Deep Theoretical Foundation

Why Compile Functional Languages?

Interpreters are excellent for learning and rapid development, but they have fundamental performance limitations:

  1. Interpretation overhead: Every expression re-parsed, re-analyzed at runtime
  2. Dynamic dispatch: Function calls resolved at runtime, not compile time
  3. No low-level optimization: Cannot leverage CPU features, SIMD, branch prediction
  4. Memory overhead: AST structures consume more memory than compiled code

A compiler translates high-level functional code into efficient machine code. This project bridges the gap between abstract lambda calculus and concrete hardware.

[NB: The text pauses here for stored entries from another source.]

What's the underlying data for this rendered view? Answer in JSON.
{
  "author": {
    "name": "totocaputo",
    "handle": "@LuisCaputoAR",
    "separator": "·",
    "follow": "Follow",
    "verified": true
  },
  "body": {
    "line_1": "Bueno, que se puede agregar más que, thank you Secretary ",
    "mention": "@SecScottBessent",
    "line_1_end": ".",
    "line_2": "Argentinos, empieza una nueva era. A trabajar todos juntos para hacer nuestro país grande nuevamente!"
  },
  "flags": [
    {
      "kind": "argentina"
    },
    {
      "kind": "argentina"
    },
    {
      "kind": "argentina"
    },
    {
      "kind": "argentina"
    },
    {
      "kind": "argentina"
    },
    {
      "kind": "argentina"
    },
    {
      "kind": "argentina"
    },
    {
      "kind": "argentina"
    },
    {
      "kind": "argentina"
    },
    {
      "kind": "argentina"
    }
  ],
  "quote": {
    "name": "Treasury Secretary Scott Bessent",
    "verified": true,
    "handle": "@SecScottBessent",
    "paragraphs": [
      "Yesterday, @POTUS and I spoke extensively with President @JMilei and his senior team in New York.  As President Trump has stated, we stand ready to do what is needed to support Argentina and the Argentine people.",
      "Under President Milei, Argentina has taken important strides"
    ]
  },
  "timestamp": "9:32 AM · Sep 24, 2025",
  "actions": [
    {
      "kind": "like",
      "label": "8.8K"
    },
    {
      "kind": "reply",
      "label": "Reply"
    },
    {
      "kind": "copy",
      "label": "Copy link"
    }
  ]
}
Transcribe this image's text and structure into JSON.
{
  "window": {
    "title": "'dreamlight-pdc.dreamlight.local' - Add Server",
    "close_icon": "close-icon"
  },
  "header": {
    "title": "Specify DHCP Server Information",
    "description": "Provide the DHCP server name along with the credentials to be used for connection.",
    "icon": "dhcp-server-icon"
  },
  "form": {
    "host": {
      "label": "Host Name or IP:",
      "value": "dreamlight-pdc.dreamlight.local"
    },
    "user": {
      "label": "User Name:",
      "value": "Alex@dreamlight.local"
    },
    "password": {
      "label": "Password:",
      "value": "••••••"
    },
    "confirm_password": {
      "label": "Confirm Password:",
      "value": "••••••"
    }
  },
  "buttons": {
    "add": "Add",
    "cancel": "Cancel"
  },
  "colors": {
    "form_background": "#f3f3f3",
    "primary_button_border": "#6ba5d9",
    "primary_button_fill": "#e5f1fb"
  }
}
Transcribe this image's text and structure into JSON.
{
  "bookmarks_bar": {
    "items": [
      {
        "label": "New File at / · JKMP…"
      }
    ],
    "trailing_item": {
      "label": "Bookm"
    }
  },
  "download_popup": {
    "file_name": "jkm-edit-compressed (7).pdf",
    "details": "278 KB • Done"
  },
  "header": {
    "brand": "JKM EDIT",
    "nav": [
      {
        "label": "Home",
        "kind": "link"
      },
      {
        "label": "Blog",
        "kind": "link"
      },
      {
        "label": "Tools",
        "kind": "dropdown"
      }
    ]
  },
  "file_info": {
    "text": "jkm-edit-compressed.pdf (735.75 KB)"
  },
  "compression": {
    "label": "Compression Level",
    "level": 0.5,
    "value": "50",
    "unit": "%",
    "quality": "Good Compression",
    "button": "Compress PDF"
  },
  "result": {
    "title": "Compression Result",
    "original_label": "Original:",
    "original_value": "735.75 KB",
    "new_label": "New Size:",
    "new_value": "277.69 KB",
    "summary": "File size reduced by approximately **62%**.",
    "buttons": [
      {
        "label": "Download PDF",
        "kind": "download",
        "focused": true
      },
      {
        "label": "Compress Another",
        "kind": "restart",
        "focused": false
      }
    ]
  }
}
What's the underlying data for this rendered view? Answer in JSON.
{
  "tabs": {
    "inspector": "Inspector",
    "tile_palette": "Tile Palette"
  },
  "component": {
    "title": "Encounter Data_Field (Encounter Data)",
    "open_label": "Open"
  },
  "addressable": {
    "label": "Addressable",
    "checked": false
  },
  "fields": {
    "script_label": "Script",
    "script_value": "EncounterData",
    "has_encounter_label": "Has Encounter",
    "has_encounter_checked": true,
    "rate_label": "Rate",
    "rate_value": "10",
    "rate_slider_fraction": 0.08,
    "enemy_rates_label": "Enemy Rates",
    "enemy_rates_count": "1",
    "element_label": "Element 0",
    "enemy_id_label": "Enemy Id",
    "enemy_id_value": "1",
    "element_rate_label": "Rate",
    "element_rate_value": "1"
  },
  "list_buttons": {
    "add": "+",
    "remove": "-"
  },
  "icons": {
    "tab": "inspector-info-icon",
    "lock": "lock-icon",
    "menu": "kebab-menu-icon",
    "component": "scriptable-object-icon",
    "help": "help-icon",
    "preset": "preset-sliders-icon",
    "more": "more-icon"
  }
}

The challenge: functional features like closures, currying, and higher-order functions have no direct machine-level representation. We must transform them into constructs that do.

The Compilation Pipeline

Source Code
    |
    v
[Lexer/Parser] -----> Abstract Syntax Tree (AST)
    |
    v
[Type Inference] ---> Typed AST
    |
    v
[Desugaring] -------> Core Language (simpler AST)
    |
    v
[Closure Conversion] -> Explicit Closures
    |
    v
[Lambda Lifting] ----> First-Order Functions
    |
    v
[CPS Transform] -----> Continuation-Passing Style (optional)
    |
    v
[Code Generation] ---> LLVM IR / C Code
    |
    v
[LLVM/GCC] ---------> Machine Code
    |
    v
Executable

Functional Language Compilation Pipeline

Each stage transforms the program into a lower-level representation until we reach machine code.

Source Language Design

We will compile a small functional language called “Mini-ML”:

-- Types
Int, Bool, a, b, (a -> b), (a, b)

-- Expressions
x                     -- variables
42                    -- integer literals
true, false           -- boolean literals
\x -> e              -- lambda abstraction
e1 e2                -- application
let x = e1 in e2     -- let binding
let rec f x = e1 in e2  -- recursive binding
if e1 then e2 else e3   -- conditional
(e1, e2)             -- pairs
fst e, snd e         -- projections
e1 + e2, e1 - e2, ... -- arithmetic
e1 == e2, e1 < e2, ... -- comparison

Example program:

let rec factorial = \n ->
  if n == 0 then 1
  else n * factorial (n - 1)
in factorial 10

Hindley-Milner Type Inference

Hindley-Milner (HM) type inference infers types without explicit annotations. Key ideas:

Types:

Type = Int | Bool | TVar a | Type -> Type | (Type, Type)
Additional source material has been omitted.